Phrasal verbs are an important feature of the English language. The meaning of a phrasal verb often bears no relation to the meaning of either the verb or the particle which is used with it. Many phrasal verbs have several different meanings.
Get down ( make someone feel unhappy)
All the uncertainties of life are really getting me down.
Get down to (to start doing something seriously)
It’s time you got down to looking for a suitable job.
Get in (to arrive at your home or at the place where you work)
What time did you get in last night?
Get in with (to become friendly with someone who can help you)
I was very keen to get in with those in the management of the company.
Get into (to become interested in an activity)
I think I am getting into yoga practices seriously.
Get off (to leave a bus, train, aircraft, or boat)
I want to get off at the Public Library.
Get on (to get into a bus, train, aircraft, or boat) I think you have got on the wrong bus!
Get on (if two people get on, they like each other)
Mary and I have always got on well.
Get on at (to criticize someone in an unkind way)
Why are you always getting on at other people?
Get out (move out of a vehicle)
I’ll stop at the colour lights and you can get out.
Get out of (to stop a habit or regular activity)
I used to do a lot of writing during the past, but I have got out of it in the past few weeks.

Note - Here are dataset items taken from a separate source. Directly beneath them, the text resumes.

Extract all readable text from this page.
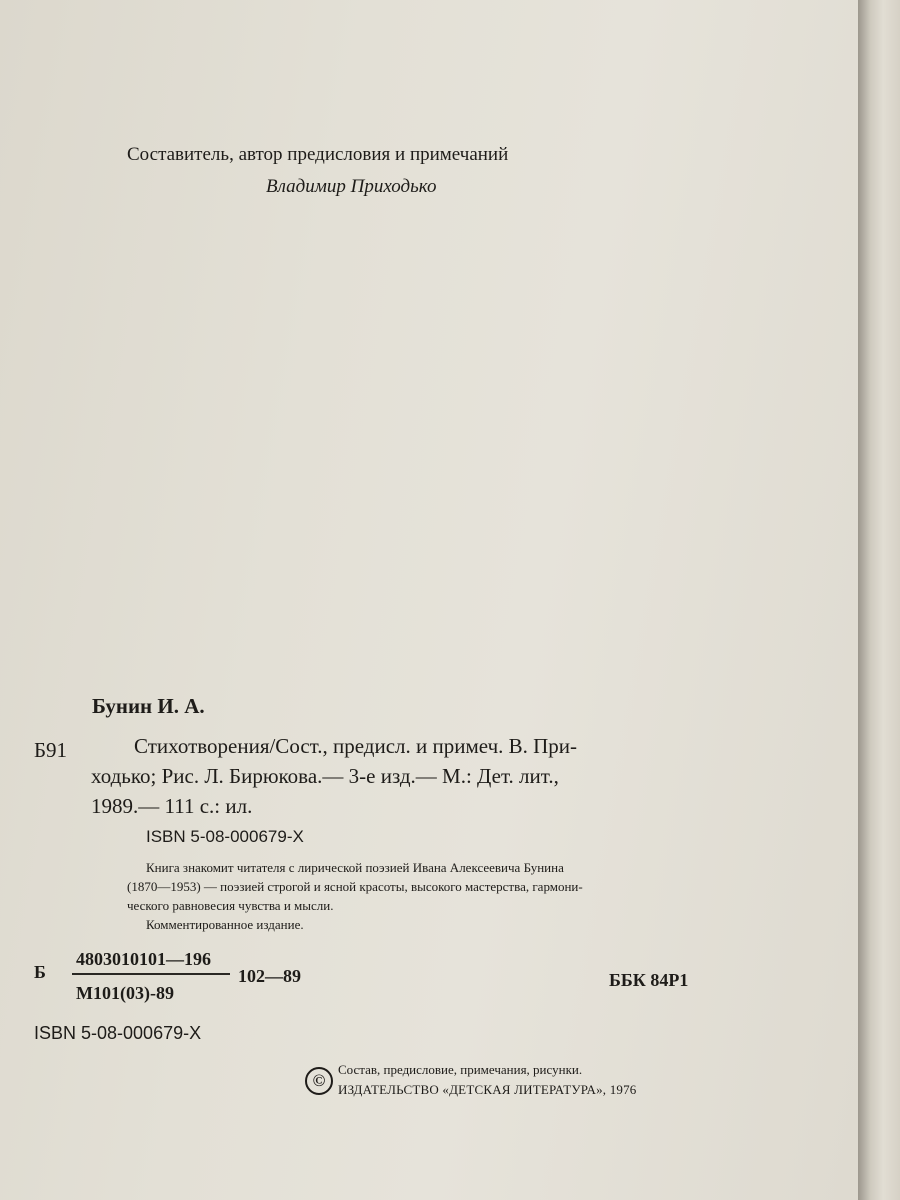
Составитель, автор предисловия и примечаний
Владимир Приходько
Бунин И. А.
Б91	Стихотворения/Сост., предисл. и примеч. В. При-
ходько; Рис. Л. Бирюкова.— 3-е изд.— М.: Дет. лит.,
1989.— 111 с.: ил.
ISBN 5-08-000679-X
Книга знакомит читателя с лирической поэзией Ивана Алексеевича Бунина
(1870—1953) — поэзией строгой и ясной красоты, высокого мастерства, гармони-
ческого равновесия чувства и мысли.
Комментированное издание.
Б
4803010101—196
М101(03)-89
102—89	ББК 84Р1
ISBN 5-08-000679-X
©
Состав, предисловие, примечания, рисунки.
ИЗДАТЕЛЬСТВО «ДЕТСКАЯ ЛИТЕРАТУРА», 1976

Get over (to begin to feel better after an unhappy experience)
It took me a few months to get over the shock of my brother’s death.
Get round (if information gets round, a lot of people hear about it)
Word had got round that a minister is leaving the Cabinet.
Get through (to manage to talk to someone on the telephone)
I couldn’t get through to the chairman as he was busy.
Get together (to meet someone in order to spend time together)
We should get together one of these days.
Get up (to wake up and get out of bed) I usually get up at 5 o’clock in the morning.
Ginger up (to make something more exciting)
When you write a novel, you should ginger it up a little.
Give away (to give something free to someone) I gave away some of my books to a poor student.